Does the material thickness designate the bit to use?


Thanks


JIM


----------



## jbert (Feb 20, 2010)

*More on question*

I should have said. If I want the roundover to start at the back top then the bit should equal the wood thickness?



JIM


----------



## jschaben (Jun 21, 2009)

jbert said:


> I should have said. If I want the roundover to start at the back top then the bit should equal the wood thickness?
> 
> 
> 
> JIM


Hi Jim - That's correct. Roundover bits are spec'd to the _RADIUS_ of a circle it could produce. ie. a 1/2" roundover would make a 1" diameter circle or in effect a 1" dowel.

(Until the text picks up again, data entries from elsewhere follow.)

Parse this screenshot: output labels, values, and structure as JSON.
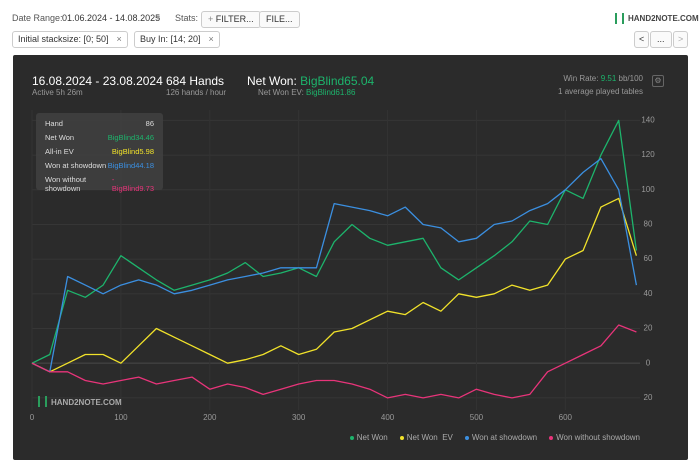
{
  "toolbar": {
    "date_label": "Date Range:",
    "date_value": "01.06.2024 - 14.08.2025",
    "stats_label": "Stats:",
    "filter_button": "FILTER...",
    "file_button": "FILE...",
    "logo": "HAND2NOTE.COM",
    "nav_more": "..."
  },
  "filters": [
    "Initial stacksize: [0; 50]",
    "Buy In: [14; 20]"
  ],
  "summary": {
    "period": "16.08.2024 - 23.08.2024",
    "active": "Active 5h 26m",
    "hands": "684 Hands",
    "rate": "126 hands / hour",
    "net_won_label": "Net Won:",
    "net_won_value": "BigBlind65.04",
    "ev_label": "Net Won  EV:",
    "ev_value": "BigBlind61.86",
    "win_rate_label": "Win Rate:",
    "win_rate_value": "9.51",
    "win_rate_unit": "bb/100",
    "tables": "1 average played tables"
  },
  "tooltip": [
    {
      "label": "Hand",
      "value": "86",
      "color": "#dddddd"
    },
    {
      "label": "Net Won",
      "value": "BigBlind34.46",
      "color": "#1db46c"
    },
    {
      "label": "All-in EV",
      "value": "BigBlind5.98",
      "color": "#f1e22a"
    },
    {
      "label": "Won at showdown",
      "value": "BigBlind44.18",
      "color": "#3b8fe0"
    },
    {
      "label": "Won without showdown",
      "value": "-BigBlind9.73",
      "color": "#e8347a"
    }
  ],
  "watermark": "HAND2NOTE.COM",
  "chart_data": {
    "type": "line",
    "x": [
      0,
      20,
      40,
      60,
      80,
      100,
      120,
      140,
      160,
      180,
      200,
      220,
      240,
      260,
      280,
      300,
      320,
      340,
      360,
      380,
      400,
      420,
      440,
      460,
      480,
      500,
      520,
      540,
      560,
      580,
      600,
      620,
      640,
      660,
      680
    ],
    "series": [
      {
        "name": "Net Won",
        "color": "#1db46c",
        "values": [
          0,
          5,
          42,
          38,
          45,
          62,
          55,
          48,
          42,
          45,
          48,
          52,
          58,
          50,
          52,
          55,
          50,
          70,
          80,
          72,
          68,
          70,
          72,
          55,
          48,
          55,
          62,
          70,
          82,
          80,
          100,
          95,
          120,
          140,
          65
        ]
      },
      {
        "name": "Net Won  EV",
        "color": "#f1e22a",
        "values": [
          0,
          -5,
          0,
          5,
          5,
          0,
          10,
          20,
          15,
          10,
          5,
          0,
          2,
          5,
          10,
          5,
          8,
          18,
          20,
          25,
          30,
          28,
          35,
          30,
          40,
          38,
          40,
          45,
          42,
          45,
          60,
          65,
          90,
          95,
          62
        ]
      },
      {
        "name": "Won at showdown",
        "color": "#3b8fe0",
        "values": [
          0,
          -5,
          50,
          45,
          40,
          45,
          48,
          45,
          40,
          42,
          45,
          48,
          50,
          52,
          55,
          55,
          55,
          92,
          90,
          88,
          85,
          90,
          80,
          78,
          70,
          72,
          80,
          82,
          88,
          92,
          100,
          110,
          118,
          100,
          45
        ]
      },
      {
        "name": "Won without showdown",
        "color": "#e8347a",
        "values": [
          0,
          -5,
          -5,
          -10,
          -12,
          -10,
          -8,
          -12,
          -10,
          -8,
          -15,
          -12,
          -14,
          -18,
          -15,
          -12,
          -10,
          -10,
          -12,
          -15,
          -20,
          -18,
          -20,
          -18,
          -20,
          -15,
          -18,
          -20,
          -18,
          -5,
          0,
          5,
          10,
          22,
          18
        ]
      }
    ],
    "xlim": [
      0,
      684
    ],
    "xticks": [
      0,
      100,
      200,
      300,
      400,
      500,
      600
    ],
    "ylim": [
      -27,
      146
    ],
    "yticks": [
      {
        "value": -20,
        "label": "20"
      },
      0,
      20,
      40,
      60,
      80,
      100,
      120,
      140
    ],
    "grid": true
  }
}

Therefore, on a piece of 3/4" stock, you would end up with about a quarter inch untouched on the top surface.
Hope this helps


----------



## jlord (Nov 16, 2009)

A 3/8" roundover will give a full bullnose on 3/4" stock. Route from top & bottom. I would do this in a table so you have the fence to guide your material for the second side. Route half of your stock (will route 3/8" - half of 3/4"). flip piece over the route other side (the 3/8" remaining) & your two passes will meet & give a full bullnose on your 3/4" material.


----------



## jbert (Feb 20, 2010)

John / James --- thanks ---- guess I can increase my bit inventory.


Jim


----------



## jlord (Nov 16, 2009)

If you want a round over to go from the top edge to the side bottom edge you will need a 3/4" roundover bit. I would still do this with a router table as it does not leave a flat edge for a bearing to follow.


----------



## tdublyou (Jan 8, 2010)

jbert said:


> John / James --- thanks ---- guess I can increase my bit inventory.
> 
> 
> Jim


Jim,
If you're going to buy a new bit, you might want to look at a bullnose bit. It will do what you want in one pass though it is a bit more specialized and therefore not as utilitarian as a roundover. Guess it depends on how often you will need to perform that operation.

Tim


----------